Sentou-se no velho e ensebado sofá. Olhou para a entre coxas, onde repousava sob as calças seu flácido membro a incriminar sua incompetência. Frustrado, restou-lhe o controle remoto. Com força apontou em riste para o centro da tela da TV, apertando a tecla Power. Simultaneamente explode o som e a luz como se assim viesse de um trovão, de um relâmpago, resplandecendo e ofuscando seus olhos quase cegos. O locutor fala em grave locução ao seu ouvido quase mouco: — “O Imperador da Dinastia Ming, Hong Wu, é considerado o tirano mais intransigente e irracional da história chinesa. Mandou executar tantas pessoas que, durante seu reinado, os funcionários do governo tinham o hábito de dar o último adeus à família cada vez que era convocado para uma audiência matinal e, ao fim do dia, trocarem congratulações entre si por terem sobrevivido até a noite. A dinastia Chin queimou vivos muitos estudiosos a fim de suprimir o conhecimento e o confucionismo. E no ocidente civilizado, neste último século que nos precedeu, – sem incluir Hitler, que matou nas câmaras de gás mais de seis milhões de judeus – e o nosso tão aclamado e idolatrado, século XXI, um ser humano tem sido morto, legal ou ilegalmente a cada vinte segundos. Este índice é três vezes maior que os primeiros cinquenta anos do século passado.” — Deusdete cansou-se do comentário. Desligou a TV.
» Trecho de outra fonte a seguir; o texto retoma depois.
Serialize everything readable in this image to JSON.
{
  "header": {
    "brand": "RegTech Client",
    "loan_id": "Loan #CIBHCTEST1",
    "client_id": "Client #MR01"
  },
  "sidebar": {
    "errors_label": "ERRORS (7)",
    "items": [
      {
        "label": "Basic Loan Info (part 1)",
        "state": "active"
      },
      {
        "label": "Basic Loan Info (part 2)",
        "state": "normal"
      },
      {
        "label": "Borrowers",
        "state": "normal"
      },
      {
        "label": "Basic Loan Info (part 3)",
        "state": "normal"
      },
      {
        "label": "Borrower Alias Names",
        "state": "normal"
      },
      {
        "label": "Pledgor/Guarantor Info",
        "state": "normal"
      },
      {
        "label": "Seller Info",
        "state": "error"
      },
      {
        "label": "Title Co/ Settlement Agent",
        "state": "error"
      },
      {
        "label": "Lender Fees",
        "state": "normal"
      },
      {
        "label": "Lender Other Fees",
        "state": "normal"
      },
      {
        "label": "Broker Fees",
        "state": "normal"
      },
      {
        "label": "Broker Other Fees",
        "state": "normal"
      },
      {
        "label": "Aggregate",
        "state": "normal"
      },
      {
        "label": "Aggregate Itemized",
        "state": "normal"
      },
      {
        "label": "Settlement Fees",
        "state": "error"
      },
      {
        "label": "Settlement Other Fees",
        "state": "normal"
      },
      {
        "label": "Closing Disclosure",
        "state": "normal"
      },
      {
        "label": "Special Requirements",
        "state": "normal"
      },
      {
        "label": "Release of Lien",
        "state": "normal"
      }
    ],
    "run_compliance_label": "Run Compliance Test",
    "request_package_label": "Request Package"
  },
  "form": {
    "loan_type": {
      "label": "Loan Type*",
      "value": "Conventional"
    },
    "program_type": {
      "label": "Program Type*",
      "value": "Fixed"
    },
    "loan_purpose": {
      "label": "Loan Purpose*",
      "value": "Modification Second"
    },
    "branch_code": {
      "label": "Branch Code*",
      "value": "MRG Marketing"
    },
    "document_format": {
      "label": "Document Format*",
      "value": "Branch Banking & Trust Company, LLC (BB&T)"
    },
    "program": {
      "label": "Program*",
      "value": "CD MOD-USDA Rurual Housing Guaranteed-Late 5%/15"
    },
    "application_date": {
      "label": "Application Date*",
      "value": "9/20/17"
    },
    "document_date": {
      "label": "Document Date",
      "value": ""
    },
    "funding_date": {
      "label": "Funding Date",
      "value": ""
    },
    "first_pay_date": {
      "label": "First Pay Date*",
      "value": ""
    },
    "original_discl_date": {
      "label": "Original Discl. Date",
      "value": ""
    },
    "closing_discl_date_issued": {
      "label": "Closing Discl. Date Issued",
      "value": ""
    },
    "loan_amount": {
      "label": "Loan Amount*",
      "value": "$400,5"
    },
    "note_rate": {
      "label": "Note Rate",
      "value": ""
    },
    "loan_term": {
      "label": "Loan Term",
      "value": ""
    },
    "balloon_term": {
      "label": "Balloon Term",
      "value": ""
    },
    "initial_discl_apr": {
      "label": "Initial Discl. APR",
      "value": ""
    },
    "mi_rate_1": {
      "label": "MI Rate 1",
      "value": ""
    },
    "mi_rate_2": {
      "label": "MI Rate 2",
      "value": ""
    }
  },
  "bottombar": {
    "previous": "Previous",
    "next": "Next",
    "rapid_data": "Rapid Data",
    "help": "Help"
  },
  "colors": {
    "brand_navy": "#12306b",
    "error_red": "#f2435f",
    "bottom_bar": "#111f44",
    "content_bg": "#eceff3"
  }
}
Virou a cabeça para o teto, observou o velho lustre de falso baccarat. Olhou em volta. No centro da mesa uma fileira de formigas caminhava em direção a um torrão de açúcar; sobre a toalha plástica de um branco encardido, uma fruteira de vidro embaçado de gordura compunha um singelo e mísero retrato de uma natureza morta: meia dúzia de bananas nanicas maduradas, duas laranjas, dois caquis, uma manga e três limões. Repentinamente levantou-se, ligou a vitrola e escolheu um Long Play e escutou: “Jesus Alegria dos Homens”, em seguida as “Quatro Estações”, ouviu a “Primavera”. Cansou e quis ouvir Nelson Gonçalves, depois Ângela Maria, por fim, pois Luiz Gonzaga cantando “Luar do Sertão”. Enfastiado desligou o aparelho.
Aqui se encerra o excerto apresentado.